There were shards of noise coming from her father’s office that gave away the situation. Helena might not have known what exactly was happening, but she knew something was going wrong. After another few minutes, Genevive blustered out again.
“Everything cool?” Helena asked.
“As ice.” Genevive laid a stack of papers in front of Helena and extended her hand. In her fingers was a highlighter.
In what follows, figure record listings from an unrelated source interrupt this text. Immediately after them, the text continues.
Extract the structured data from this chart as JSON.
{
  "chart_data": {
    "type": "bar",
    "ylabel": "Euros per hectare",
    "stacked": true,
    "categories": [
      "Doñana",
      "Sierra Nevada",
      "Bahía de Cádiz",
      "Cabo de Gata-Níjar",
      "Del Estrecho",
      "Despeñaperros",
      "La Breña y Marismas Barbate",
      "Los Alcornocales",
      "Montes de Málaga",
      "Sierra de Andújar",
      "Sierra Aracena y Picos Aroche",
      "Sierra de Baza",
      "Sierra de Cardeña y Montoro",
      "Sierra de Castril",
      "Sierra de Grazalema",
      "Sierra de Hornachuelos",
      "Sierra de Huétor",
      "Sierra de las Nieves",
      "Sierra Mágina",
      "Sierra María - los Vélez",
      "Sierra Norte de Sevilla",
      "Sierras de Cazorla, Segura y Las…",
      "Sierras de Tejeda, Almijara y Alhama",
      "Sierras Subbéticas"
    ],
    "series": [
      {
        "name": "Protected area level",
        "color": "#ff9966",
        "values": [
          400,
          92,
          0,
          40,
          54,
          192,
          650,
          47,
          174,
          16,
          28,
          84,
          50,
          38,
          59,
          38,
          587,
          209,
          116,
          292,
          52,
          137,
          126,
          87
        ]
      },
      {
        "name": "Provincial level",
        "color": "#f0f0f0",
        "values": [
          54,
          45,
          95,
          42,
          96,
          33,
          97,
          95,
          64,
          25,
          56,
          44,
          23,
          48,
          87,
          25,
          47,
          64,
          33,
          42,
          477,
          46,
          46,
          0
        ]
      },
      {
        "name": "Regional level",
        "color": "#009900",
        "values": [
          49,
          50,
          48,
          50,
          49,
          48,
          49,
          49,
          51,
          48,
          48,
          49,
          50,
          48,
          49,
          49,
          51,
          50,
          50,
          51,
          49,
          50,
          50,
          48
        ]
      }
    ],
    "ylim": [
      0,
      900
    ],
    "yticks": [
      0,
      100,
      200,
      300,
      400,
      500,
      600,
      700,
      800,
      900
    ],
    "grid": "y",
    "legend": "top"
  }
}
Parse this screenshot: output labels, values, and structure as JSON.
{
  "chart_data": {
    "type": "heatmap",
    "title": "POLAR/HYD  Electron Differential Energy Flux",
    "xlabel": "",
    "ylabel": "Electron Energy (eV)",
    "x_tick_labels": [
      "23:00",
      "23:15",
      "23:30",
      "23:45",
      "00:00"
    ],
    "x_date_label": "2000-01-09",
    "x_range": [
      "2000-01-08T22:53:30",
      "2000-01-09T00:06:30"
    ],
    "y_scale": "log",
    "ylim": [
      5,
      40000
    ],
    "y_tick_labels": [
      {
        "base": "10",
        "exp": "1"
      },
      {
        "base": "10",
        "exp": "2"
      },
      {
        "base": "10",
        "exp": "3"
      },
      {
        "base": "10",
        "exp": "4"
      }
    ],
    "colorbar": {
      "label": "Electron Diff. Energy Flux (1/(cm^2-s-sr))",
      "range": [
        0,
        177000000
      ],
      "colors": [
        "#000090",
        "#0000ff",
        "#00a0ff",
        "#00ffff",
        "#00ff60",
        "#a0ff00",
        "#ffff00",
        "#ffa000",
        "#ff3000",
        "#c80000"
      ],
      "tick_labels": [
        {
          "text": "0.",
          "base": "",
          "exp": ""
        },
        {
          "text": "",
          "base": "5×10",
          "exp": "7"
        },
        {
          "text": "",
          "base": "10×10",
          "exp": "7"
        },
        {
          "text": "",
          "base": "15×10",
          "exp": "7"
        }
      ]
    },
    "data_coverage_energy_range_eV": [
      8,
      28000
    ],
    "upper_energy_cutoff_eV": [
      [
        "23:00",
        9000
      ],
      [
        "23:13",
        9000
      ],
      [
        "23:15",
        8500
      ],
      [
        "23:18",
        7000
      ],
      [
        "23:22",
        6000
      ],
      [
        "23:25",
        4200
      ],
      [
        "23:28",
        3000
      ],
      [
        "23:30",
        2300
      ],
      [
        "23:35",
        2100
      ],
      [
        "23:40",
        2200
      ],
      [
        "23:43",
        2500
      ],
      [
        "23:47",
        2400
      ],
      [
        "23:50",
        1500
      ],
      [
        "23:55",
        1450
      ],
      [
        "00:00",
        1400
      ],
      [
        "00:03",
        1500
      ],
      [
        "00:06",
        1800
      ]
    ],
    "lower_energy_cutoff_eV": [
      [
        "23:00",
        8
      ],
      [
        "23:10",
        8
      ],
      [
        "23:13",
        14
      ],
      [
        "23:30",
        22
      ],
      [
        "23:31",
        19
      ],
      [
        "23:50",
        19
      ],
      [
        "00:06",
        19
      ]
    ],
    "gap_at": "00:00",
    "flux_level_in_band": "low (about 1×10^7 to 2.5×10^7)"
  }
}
A pink one, which caught Helena by surprise. “You’ve got your first assignment: go through these and highlight every interaction that happened on September 8th. I’ll be back in a bit but we’ve got a fire to put out.”
“What is it? What’s going on?”
Genevive didn’t answer but she grimaced when asked so Helena knew it was something big. Genevive was hard to rattle. Helena had seen her deal with emergency after emergency using little more than an acerbic joke and a pot of coffee to keep her collected. Tom was more prone to panic and fits, which was also true of Helena’s mother. Nobody in that relationship understood the concept of talking one another down off a ledge. They were always standing under each other with their fingers webbed together in an offer to give a boost to a higher, more unstable spot.
Helena listened to the splinters of noise that managed to reach her through the thick wood door. She uncapped the highlighter and started on the mindless busy work that had so obviously been thrust at her to keep her out of the way for the time being. At least, she thought as she dragged the fat-tipped marker across the tight formations of ink, aimless marching soldiers, and it left a snail trail of color behind it, I’ve got something to do if Ralph comes out again. She sipped her coffee and went through each page, bored to tears but not sure of what else she should be doing.
Rising again from the bowels of the office, the whole entire section where she wasn’t even permitted to go, she could hear her father’s voice exploding in what sounded like muffled curses and thinly veiled threats.